La séance commença. Au bureau, sous la statue de Colbert, Hervé Faye présidait. Il lut une lettre du président en titre, Victor Coste, qui écrivait du château de Résenlieu, “Résenbese”, est-il écrit dans le Compte rendu, la correction des épreuves aurait-elle été trop rapide ? Résenlieu donc, près de Gacé, dans l’Orne, où il dirigeait une ambulance internationale, établie dans le château. Hervé Faye transmit, la santé de Victor Coste était assez satisfaisante; il souffrait encore de ses yeux, fatigués, disait-il, par l’abus du microscope, il avait dicté plusieurs chapitres de son ouvrage, mais, ajoutait Faye, la lettre était de sa main,
ce qui annonce un progrès réel dans sa santé.

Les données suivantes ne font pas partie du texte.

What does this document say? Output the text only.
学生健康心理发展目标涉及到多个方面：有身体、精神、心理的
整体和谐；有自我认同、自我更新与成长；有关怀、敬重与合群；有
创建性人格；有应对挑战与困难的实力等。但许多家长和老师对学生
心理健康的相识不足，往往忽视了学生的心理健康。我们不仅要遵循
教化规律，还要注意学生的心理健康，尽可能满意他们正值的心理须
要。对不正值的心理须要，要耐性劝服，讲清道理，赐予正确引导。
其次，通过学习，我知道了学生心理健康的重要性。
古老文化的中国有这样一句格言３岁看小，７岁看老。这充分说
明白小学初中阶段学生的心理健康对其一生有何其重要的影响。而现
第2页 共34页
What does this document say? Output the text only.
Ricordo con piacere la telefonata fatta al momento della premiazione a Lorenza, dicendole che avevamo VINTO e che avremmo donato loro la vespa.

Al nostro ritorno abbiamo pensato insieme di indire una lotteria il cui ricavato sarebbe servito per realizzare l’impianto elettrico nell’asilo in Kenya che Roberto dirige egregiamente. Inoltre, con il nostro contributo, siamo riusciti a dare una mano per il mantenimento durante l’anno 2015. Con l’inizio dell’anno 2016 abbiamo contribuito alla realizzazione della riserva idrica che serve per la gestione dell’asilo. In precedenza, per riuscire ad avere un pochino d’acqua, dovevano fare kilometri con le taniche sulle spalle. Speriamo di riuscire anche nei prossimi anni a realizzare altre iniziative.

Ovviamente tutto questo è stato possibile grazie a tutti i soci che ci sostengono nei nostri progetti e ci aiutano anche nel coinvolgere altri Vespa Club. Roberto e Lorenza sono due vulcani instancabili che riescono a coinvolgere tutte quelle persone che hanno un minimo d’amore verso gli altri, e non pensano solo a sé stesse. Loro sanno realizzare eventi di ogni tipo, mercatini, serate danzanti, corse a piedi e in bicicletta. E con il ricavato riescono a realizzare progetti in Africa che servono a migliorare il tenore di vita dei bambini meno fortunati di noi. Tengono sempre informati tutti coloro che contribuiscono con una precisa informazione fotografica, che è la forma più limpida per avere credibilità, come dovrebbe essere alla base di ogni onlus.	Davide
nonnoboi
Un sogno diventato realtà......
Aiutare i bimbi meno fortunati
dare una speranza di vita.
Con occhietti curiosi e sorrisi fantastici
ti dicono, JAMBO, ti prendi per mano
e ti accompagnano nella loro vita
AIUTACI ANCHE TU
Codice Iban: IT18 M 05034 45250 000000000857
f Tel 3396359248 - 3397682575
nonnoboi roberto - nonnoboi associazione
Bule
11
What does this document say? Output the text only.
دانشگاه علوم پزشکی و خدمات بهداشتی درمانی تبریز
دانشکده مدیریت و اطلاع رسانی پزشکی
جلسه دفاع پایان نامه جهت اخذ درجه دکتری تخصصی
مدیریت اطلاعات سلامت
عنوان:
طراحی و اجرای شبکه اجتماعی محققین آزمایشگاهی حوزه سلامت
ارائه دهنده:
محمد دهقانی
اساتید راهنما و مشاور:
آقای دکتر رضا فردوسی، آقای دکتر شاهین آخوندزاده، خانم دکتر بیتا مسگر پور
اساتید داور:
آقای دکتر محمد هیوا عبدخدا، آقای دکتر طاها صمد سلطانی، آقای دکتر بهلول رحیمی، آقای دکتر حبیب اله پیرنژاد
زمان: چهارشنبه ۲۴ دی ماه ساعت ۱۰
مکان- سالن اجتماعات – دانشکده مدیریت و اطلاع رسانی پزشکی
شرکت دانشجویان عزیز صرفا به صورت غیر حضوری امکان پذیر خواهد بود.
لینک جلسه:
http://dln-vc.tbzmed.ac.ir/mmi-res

Puis on parla, on parla encore des malheurs qui étaient venus accabler la France, après lesquels l’impression de l’Annuaire du Bureau des longitudes avait repris. On parla de l’actualité scientifique, l’acclimatation du quinquina à la Réunion, l’utilité des moutons dans l’Égypte ancienne, l’ouverture du tunnel du Mont-Cenis, douze mille mètres de Bardonèche à Modane, la découverte à Bilk d’une nouvelle planète, ce qui ne signifie pas que cette planète était à Bilk mais que l’astronome qui l’avait découverte, un dénommé Luther, se trouvait à Bilk lorsqu’il l’avait aperçue, découverte annoncée par le Directeur de l’Observatoire, qui communiqua aussi les données météorologiques recueillies à l’Observatoire, dont c’était un des rôles depuis Cassini IV, rappela-t-il, sur l’hiver, le terrible hiver 1870–71, les observations avaient continué malgré les bombardements, il compara ces mesures, ses mesures, celles de l’Observatoire, à celles de Montsouris, les observations de Sainte-Claire Deville, ouvrant ainsi une polémique. Delaunay annonça aussi que la pyramide géodésique de Villejuif n’avait pas souffert de la guerre. La chute de neige du 16 mars 1870, le “bolide”, météore lumineux observé à Saintes trois jours plus tôt et à propos duquel l’Académie avait déjà reçu deux lettres, firent aussi l’objet de commentaires. L’étude d’un nouveau reptile, le nématoïde, au jardin des plantes, évoqua peut-être à ces messieurs feu le voisin éléphant, plus charnu et donc moins chanceux. Il y eut une autre dispute, les disputes étaient courantes, cette fois parce que quelqu’un, un Monsieur Champion, prétendait étudier les acides (séricique, laniginique) obtenus par la réaction des alcalis avec la laine ou la soie, ce que Chevreul, qui était présent et le fit remarquer, avait déjà fait avec Gay-Lussac plus de quarante ans auparavant. Il reste à mentionner les blessés de l’armée du Rhin et l’ergotine essayée sur eux et à laisser l’huissier fermer la porte à deux battants.
La réunion du comité secret ne dura pas moins d’une heure et demie. Jean-Baptiste Dumas, Secrétaire perpétuel, l’autre secrétaire perpétuel, proposa une “délibération”, sorte de motion, selon laquelle rien ne devait être modifié, et Charles Combes, de la section de mécanique, en proposa une, lui, selon laquelle rien ne devait être modifié. On décida de les autographier, ce qui était le mode de reproduction de l’époque, de les distribuer, et de renvoyer la discussion à quinzaine. C’est peu pour une heure et demie. On parla peut-être aussi d’autre chose.
Comme les tableaux météorologiques présentés par Delaunay faisaient partie de l’histoire du siège, l’Académie décida de les publier dans les Comptes rendus. C’est ainsi que nous savons quel temps il faisait chacun des soixante-douze jours de la Commune de Paris (sauf deux).